Hypertrophy Training for Powerlifters
Even if you are a powerlifter, and your primary goal is to increase your strength, you still need to utilize hypertrophy training appropriately in your workouts in order to maximize your potential. If you exclusively focus on the amount of weight that is on the bar, without ever giving any consideration to the effect that the weight is having upon the involved muscle groups, you may be limiting yourself.
In order to maximize strength, a trainee needs to attend to two different adaptations:
- Making the muscle fibers thicker
- Creating a stimulus that requires the motor cortex to learn how to optimally fire muscles in order to move heavy weight
In plain English, if you neglect either of these two components, you’re missing out on a lot!
Strength Training for Physique Athletes
Many bodybuilders will make the exact opposite mistake. They will exclusively place their focus on fatiguing a particular muscle without paying any attention to the amount of weight that is leveraged in order to create that fatigue. This is certainly something that I was guilty of early in my bodybuilding career. I focused so heavily upon “feeling my muscles” pump out repetition after repetition, that I was never able to optimize my muscular recruitment.
There is one simple concept that I want all physique athletes to walk away with after reading this article.
You cannot induce hypertrophy without muscular recruitment.
Recruitment, of course, requires that a trainee utilize progressive overload in a meaningful way. Yes, I get it, “feeling the exercise” and developing a mind-muscle connection is certainly important (I touch on this here), but the fact of the matter is that you cannot provide your muscles with optimal stimuli for growth if you completely ignore progressive overload.
Integrating This All
Obviously, we would all enjoy looking AND performing like beasts. We don’t want to have to choose between one or the other, but oftentimes, many trainees feel like they have to. There are negative consequences for those who seek to be a jack of multiple trades, right? Wrong.
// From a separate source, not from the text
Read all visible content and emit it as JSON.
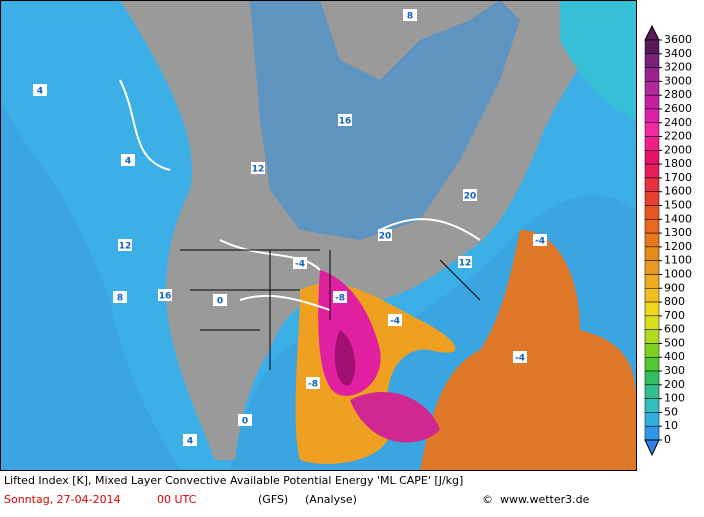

In order to demonstrate true physical excellence, a trainee needs to become a jack of at least two trades – strength and hypertrophy training (and there are several more disciplines that can drive progress on top of these two).
Here, I think it is important to consider the fact that any time that you lift a weight, you are creating the stimulus for both increased strength and increased muscle development. It’s never just one or the other. That being said, it is certainly important to recognize that you can emphasize one adaptation over the other based on the principles and methodologies that you employ in how you lift that weight. There is definitely a balance to be struck in your programming around how you leverage the training strategies of both powerlifters and bodybuilders.
But do not ever think that you have to be weak if you’re seeking physical development. Do not ever think that you have to be fat in order to be strong.
Here’s the bottom line. Don’t be an asshole to a trainee just because their primary goals are different from yours. If anything, when you look at a different type of trainee, it should spark your curiosity. It should cause you to ask yourself what you can learn from this person’s programming, how their training principles can help you to reach your personal goals!
I can personally tell you that, as an NPC bodybuilder, I have attended many powerlifting seminars and trained with numerous powerlifters in order to fortify my strength training knowledge. I have connected with endurance athletes (marathon runners, cyclists, etc.) in order to learn how to increase my cardiovascular strength. And I have even attended ballet classes in order to better learn how to develop a flow around how I pose onstage.
Training with specificity is important, but there is a degree of hybridization is necessary to take your results to the next level. Strike the balance.